Я сегодня вернулась домой.
Полюбуйтесь, родимые пашни,
Что за это случилось со мной.
Поглотила родимых пучина,
И разрушен родительский дом.
Ночью Марина Ивановна от руки переписала свою «Поэму воздуха», чтобы подарить ее Анне Андреевне. Они снова встретились… Эмма Герштейн записала об этой второй встрече: «Такое взаимное касание ножами душ. Уюта в этом мало». Сама же Анна Андреевна после сказала друзьям о Цветаевой: «Она – сильная, притягивает как магнит». Но, прочитав «Поэму воздуха», заметила: «Марина ушла в заумь». В 1963 году Ахматова, вспоминая эту встречу, сделала в дневнике запись: «Здешний вечер, или Два дня (о Марине Цветаевой). Страшно подумать, как бы описала эти встречи сама Марина, если бы она осталась жива, а я бы умерла 31 августа 1941 г. Это была бы «благоухающая легенда», как говорили наши деды. Может быть, это было бы причитание по 25-летней любви, которая оказалась напрасной, но во всяком случае это было бы великолепно».

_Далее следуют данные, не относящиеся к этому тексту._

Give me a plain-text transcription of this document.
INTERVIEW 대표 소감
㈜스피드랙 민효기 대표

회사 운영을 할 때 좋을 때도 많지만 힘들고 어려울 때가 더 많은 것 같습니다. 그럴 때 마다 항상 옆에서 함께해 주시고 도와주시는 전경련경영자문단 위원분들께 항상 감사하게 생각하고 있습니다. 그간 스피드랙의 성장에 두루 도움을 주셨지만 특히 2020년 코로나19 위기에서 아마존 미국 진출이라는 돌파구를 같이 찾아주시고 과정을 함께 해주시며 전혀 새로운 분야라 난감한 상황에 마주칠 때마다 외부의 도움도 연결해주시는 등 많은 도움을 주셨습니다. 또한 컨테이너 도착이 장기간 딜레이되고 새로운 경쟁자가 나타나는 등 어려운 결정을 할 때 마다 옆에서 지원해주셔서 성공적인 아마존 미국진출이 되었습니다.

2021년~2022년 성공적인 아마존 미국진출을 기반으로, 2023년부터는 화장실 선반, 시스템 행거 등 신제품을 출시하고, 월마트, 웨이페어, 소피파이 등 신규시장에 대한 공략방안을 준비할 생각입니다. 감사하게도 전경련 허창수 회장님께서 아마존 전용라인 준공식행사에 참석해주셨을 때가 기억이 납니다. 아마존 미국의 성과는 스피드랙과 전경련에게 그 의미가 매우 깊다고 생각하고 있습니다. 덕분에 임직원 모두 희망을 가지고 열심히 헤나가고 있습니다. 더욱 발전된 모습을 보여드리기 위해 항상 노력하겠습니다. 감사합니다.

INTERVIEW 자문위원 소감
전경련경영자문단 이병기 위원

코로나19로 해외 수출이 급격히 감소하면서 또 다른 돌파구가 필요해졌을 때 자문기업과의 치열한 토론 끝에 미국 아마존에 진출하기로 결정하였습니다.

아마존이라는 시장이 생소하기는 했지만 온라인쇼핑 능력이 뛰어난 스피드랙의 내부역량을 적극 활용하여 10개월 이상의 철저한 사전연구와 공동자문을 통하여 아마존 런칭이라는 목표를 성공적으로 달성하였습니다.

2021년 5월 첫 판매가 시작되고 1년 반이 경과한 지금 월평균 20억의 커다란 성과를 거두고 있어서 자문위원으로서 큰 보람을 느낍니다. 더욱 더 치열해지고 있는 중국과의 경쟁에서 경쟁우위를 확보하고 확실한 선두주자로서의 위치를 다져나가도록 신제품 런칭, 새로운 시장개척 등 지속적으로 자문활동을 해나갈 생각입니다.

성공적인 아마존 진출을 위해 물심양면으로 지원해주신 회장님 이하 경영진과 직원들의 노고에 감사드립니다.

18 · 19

Но вообще – эта поздняя встреча стала разочарованием для обеих великих поэтесс. И хотя Исайя Берлин вспоминал, что «Ахматова восхищалась Цветаевой: «Марина – поэт лучше меня», – сказала она мне», – другой знакомый приводит такие слова, произнесенные Ахматовой еще во время войны: «Марина Цветаева много обо мне думала. Наверное, я ей очень мешала».
Конечно, мешала –
– Она ведь ничего не умеет, ровно ничего не может. Даже и в городском быту, даже и в мирное время.
На что Марина Ивановна полыхнула яростью:
– А вы думаете, я – могу? Ахматова не может, а я, по-вашему, могу?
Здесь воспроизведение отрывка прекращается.